Startups in Africa generally grapple with a lot of issues that stifle their growth from dearth of good market research to team disagreements, poor execution and inflexibility, lack of finance, and government bottlenecks. According to Failory, about 7.5 out of 10 venture-backed startups fail globally. For Africa, this number is yet to be ascertained as the ecosystem is still relatively young.
Just this year, the startup had announced interests in raising about $3.5 million to boost its production, from investors, especially as it planned to consolidate its growth and ensure its attractiveness to investment. On this, Robin writes that,
Since the beginning of the year, we sold more than 55,000 meals, and acquired more than 6,000 individual customers and 100 corporate customers. But at $3 per meal, it just wasn’t enough to sustain our growth… Coupled with rising food costs deteriorating our margins, we just couldn’t keep going.
During its kick-off, the startup had raised controversies, with a huge backlash on Twitter on its claim, in a TechCrunch interview, that the launch of Kune was in reaction to the challenge of getting affordable and ready-to-eat meals in Kenya.
Many Kenyans on Twitter abrasively attacked the founder for the gain of white privilege, rather than a compelling business plan, in his ability to raise funds to kickstart the startup. Robin had to respond with an apology to ease online tensions on the startup’s value.
The startup had previously said that it had invested much of its funds in research and development to ensure that with its strong and dedicated in-house team, the startup was working consistently to menu advancement and meeting the changing demands of its customers. The startup had also established hubs across Nairobi, to be closer to its target client.

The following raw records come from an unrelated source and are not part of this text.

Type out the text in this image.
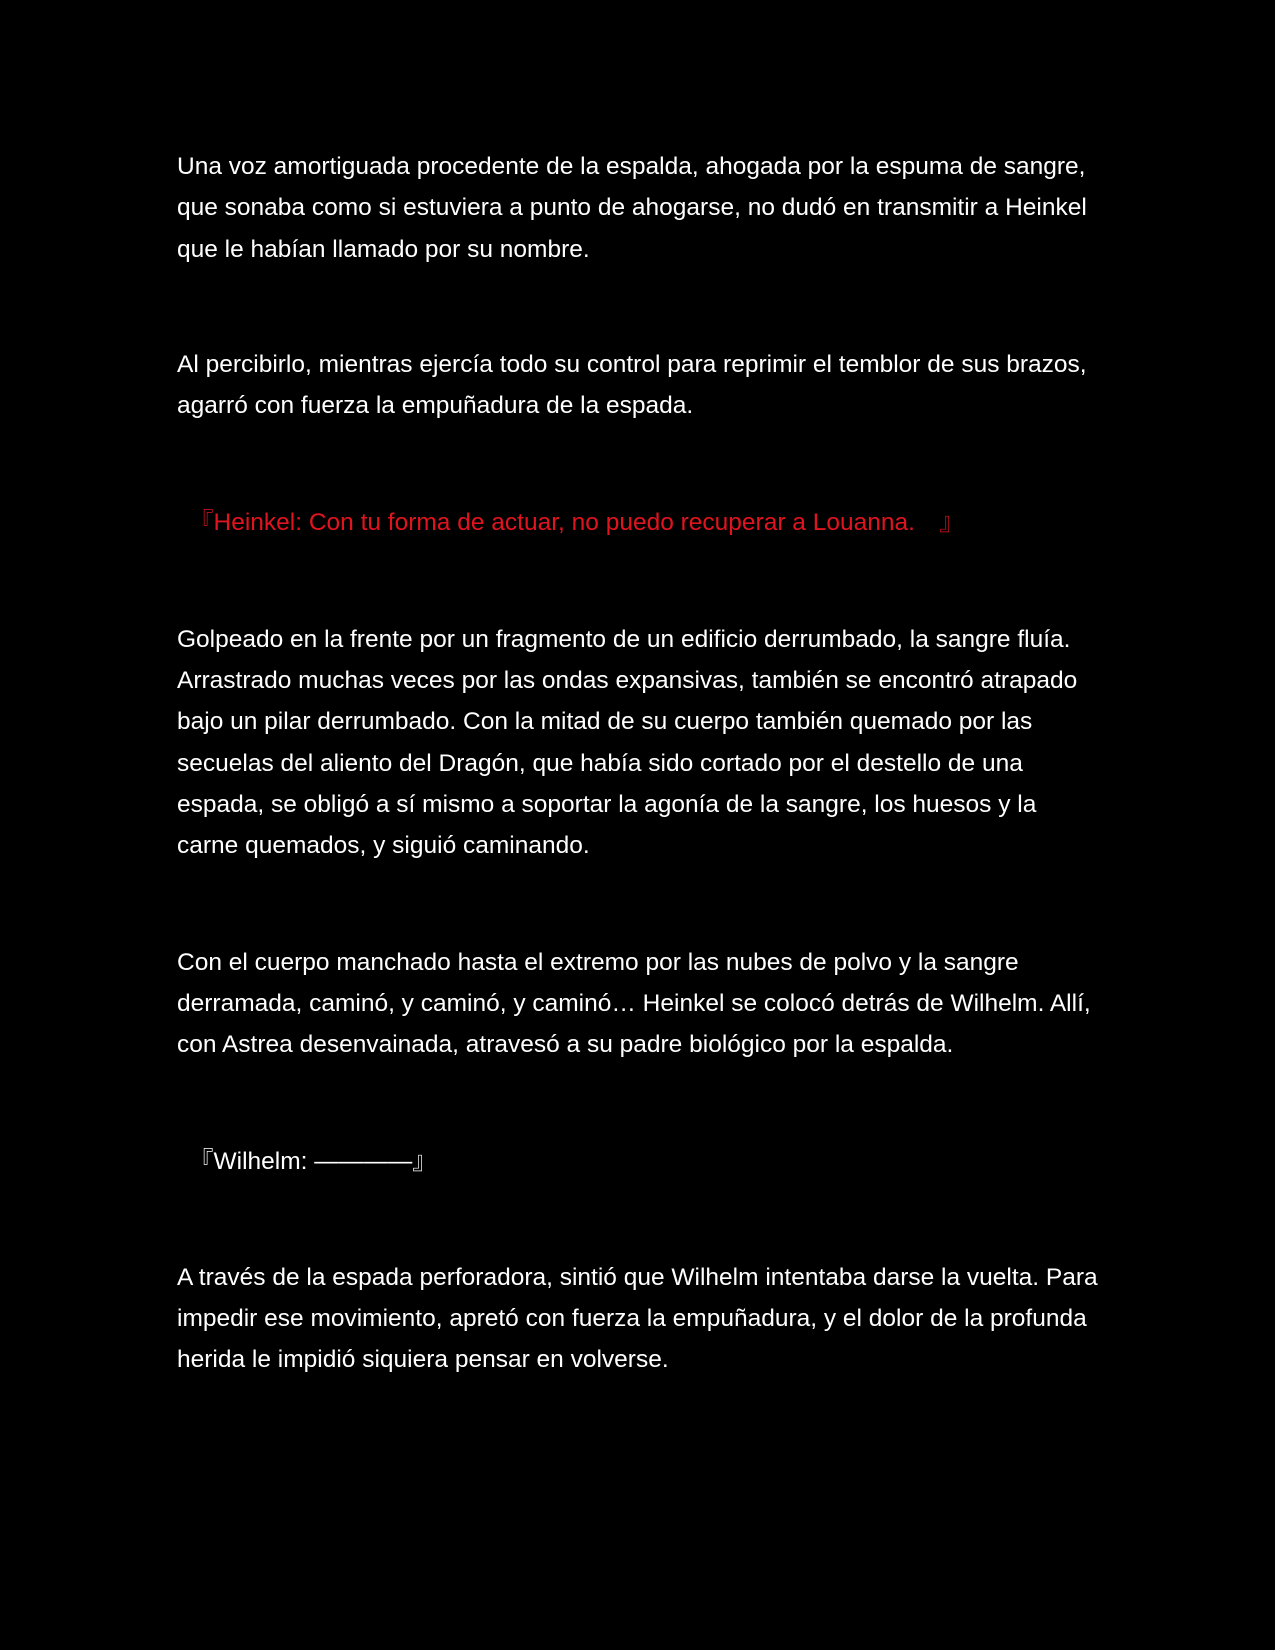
Una voz amortiguada procedente de la espalda, ahogada por la espuma de sangre, que sonaba como si estuviera a punto de ahogarse, no dudó en transmitir a Heinkel que le habían llamado por su nombre.

Al percibirlo, mientras ejercía todo su control para reprimir el temblor de sus brazos, agarró con fuerza la empuñadura de la espada.

『Heinkel: Con tu forma de actuar, no puedo recuperar a Louanna.　』

Golpeado en la frente por un fragmento de un edificio derrumbado, la sangre fluía. Arrastrado muchas veces por las ondas expansivas, también se encontró atrapado bajo un pilar derrumbado. Con la mitad de su cuerpo también quemado por las secuelas del aliento del Dragón, que había sido cortado por el destello de una espada, se obligó a sí mismo a soportar la agonía de la sangre, los huesos y la carne quemados, y siguió caminando.

Con el cuerpo manchado hasta el extremo por las nubes de polvo y la sangre derramada, caminó, y caminó, y caminó… Heinkel se colocó detrás de Wilhelm. Allí, con Astrea desenvainada, atravesó a su padre biológico por la espalda.

『Wilhelm: ————』

A través de la espada perforadora, sintió que Wilhelm intentaba darse la vuelta. Para impedir ese movimiento, apretó con fuerza la empuñadura, y el dolor de la profunda herida le impidió siquiera pensar en volverse.
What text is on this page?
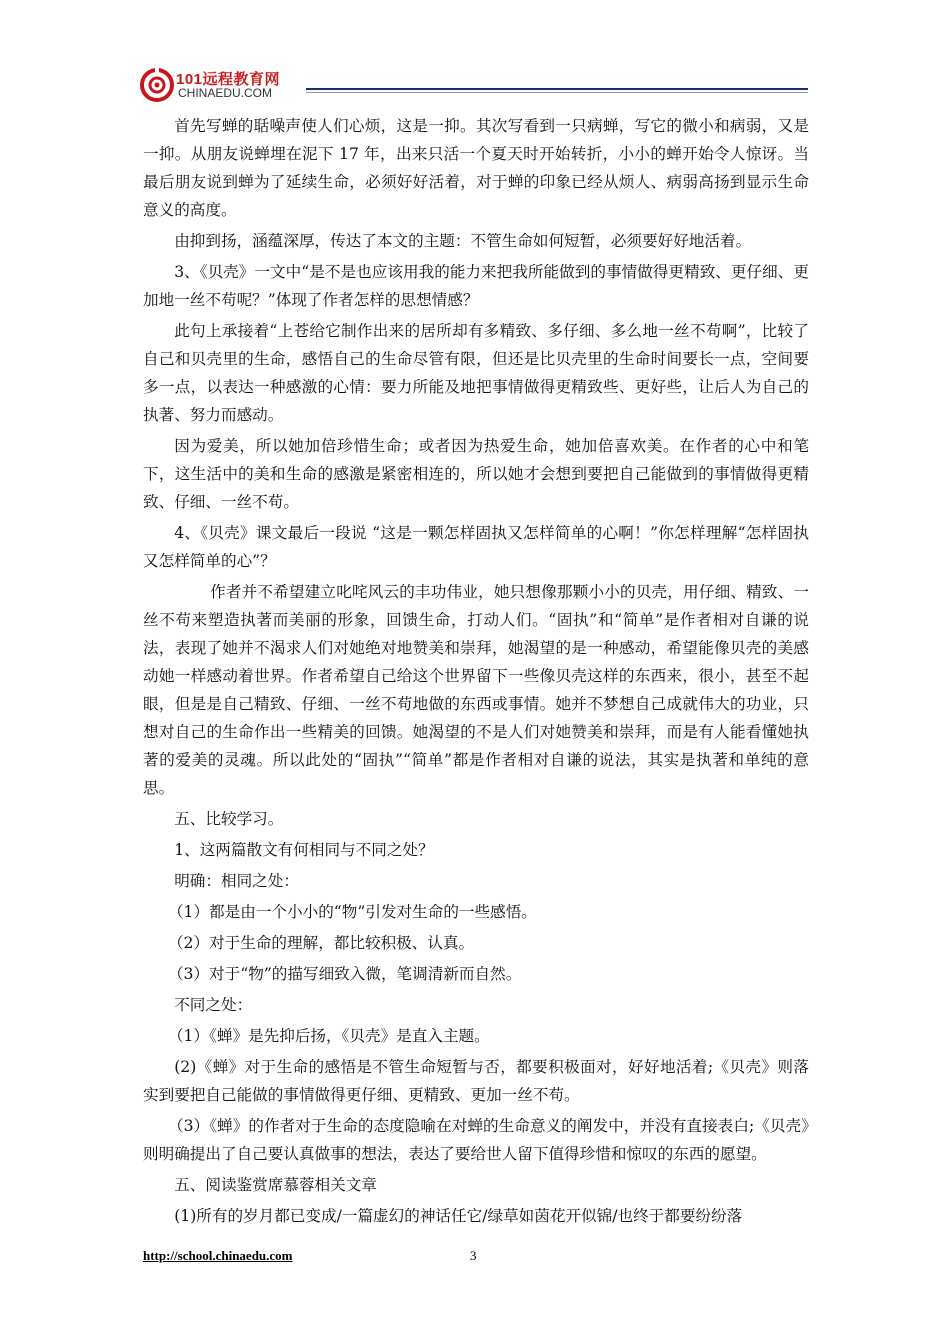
101远程教育网
CHINAEDU.COM

首先写蝉的聒噪声使人们心烦，这是一抑。其次写看到一只病蝉，写它的微小和病弱，又是一抑。从朋友说蝉埋在泥下 17 年，出来只活一个夏天时开始转折，小小的蝉开始令人惊讶。当最后朋友说到蝉为了延续生命，必须好好活着，对于蝉的印象已经从烦人、病弱高扬到显示生命意义的高度。

由抑到扬，涵蕴深厚，传达了本文的主题：不管生命如何短暂，必须要好好地活着。

3、《贝壳》一文中“是不是也应该用我的能力来把我所能做到的事情做得更精致、更仔细、更加地一丝不苟呢？”体现了作者怎样的思想情感？

此句上承接着“上苍给它制作出来的居所却有多精致、多仔细、多么地一丝不苟啊”，比较了自己和贝壳里的生命，感悟自己的生命尽管有限，但还是比贝壳里的生命时间要长一点，空间要多一点，以表达一种感激的心情：要力所能及地把事情做得更精致些、更好些，让后人为自己的执著、努力而感动。

因为爱美，所以她加倍珍惜生命；或者因为热爱生命，她加倍喜欢美。在作者的心中和笔下，这生活中的美和生命的感激是紧密相连的，所以她才会想到要把自己能做到的事情做得更精致、仔细、一丝不苟。

4、《贝壳》课文最后一段说 “这是一颗怎样固执又怎样简单的心啊！”你怎样理解“怎样固执又怎样简单的心”？

作者并不希望建立叱咤风云的丰功伟业，她只想像那颗小小的贝壳，用仔细、精致、一丝不苟来塑造执著而美丽的形象，回馈生命，打动人们。“固执”和“简单”是作者相对自谦的说法，表现了她并不渴求人们对她绝对地赞美和崇拜，她渴望的是一种感动，希望能像贝壳的美感动她一样感动着世界。作者希望自己给这个世界留下一些像贝壳这样的东西来，很小，甚至不起眼，但是是自己精致、仔细、一丝不苟地做的东西或事情。她并不梦想自己成就伟大的功业，只想对自己的生命作出一些精美的回馈。她渴望的不是人们对她赞美和崇拜，而是有人能看懂她执著的爱美的灵魂。所以此处的“固执”“简单”都是作者相对自谦的说法，其实是执著和单纯的意思。

五、比较学习。

1、这两篇散文有何相同与不同之处？

明确：相同之处：

（1）都是由一个小小的“物”引发对生命的一些感悟。

（2）对于生命的理解，都比较积极、认真。

（3）对于“物”的描写细致入微，笔调清新而自然。

不同之处：

（1）《蝉》是先抑后扬，《贝壳》是直入主题。

(2)《蝉》对于生命的感悟是不管生命短暂与否，都要积极面对，好好地活着;《贝壳》则落实到要把自己能做的事情做得更仔细、更精致、更加一丝不苟。

（3）《蝉》的作者对于生命的态度隐喻在对蝉的生命意义的阐发中，并没有直接表白;《贝壳》则明确提出了自己要认真做事的想法，表达了要给世人留下值得珍惜和惊叹的东西的愿望。

五、阅读鉴赏席慕蓉相关文章

(1)所有的岁月都已变成/一篇虚幻的神话任它/绿草如茵花开似锦/也终于都要纷纷落

http://school.chinaedu.com	3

Kune’s investors over the rounds it had closed in the past, included Launch Africa Ventures, Century Oak Capital GmbH, and Consonance.
Find below a full excerpt of Robin’s statement.
Sad day. Kune Food closed down today.
Since the beginning of the year, we sold more than 55,000 meals, acquired more than 6,000 individual customers and 100 corporate customers. But at $3 per meal, it just wasn’t enough to sustain our growth.
With the current economic downturn and investment markets tightening up, we were unable to raise our next round. Coupled with rising food costs deteriorating our margins, we just couldn’t keep going.
My first thoughts go to my team. You put your heart and soul into building the Kune that so many people loved. I’m deeply sorry it didn’t work out.
To all my fellow entrepreneurs, please check the Kune “employee page” on LinkedIn and see if your recruitment needs could be filled by some of our team members. I know those are difficult times for you too. But they are terrific people who will bring tremendous value to your company. You can call me if you need any reference on a Kune employee.
My second thought goes to our investors. Some of you joined the Kune journey when it was just me and a Chef, delivering food on foot to a nearby office. Some others joined later and helped us grow into a foodtech startup with a tech platform, a factory, a kitchen studio, 7 distribution hubs, 6000 customers, and a team of 90 people. Not only did you invest in Kune but you gave us your time, brain-width, connections, and emotional support. I am deeply sorry that Kune’s vision didn’t come true. To betray your confidence is something for which I will never forgive myself.
My third thought goes to suppliers, customers, bankers, and partners of any sort who supported us along our way. I’m sincerely sorry for the outcome.
Many things could have been done differently, better certainly. The coming months will allow us to reflect on Kune’s failure, and I hope to share about it when the time will be right.
If you know anyone who could be interested to acquire Kune’s IP or Assets, please reach out by PM.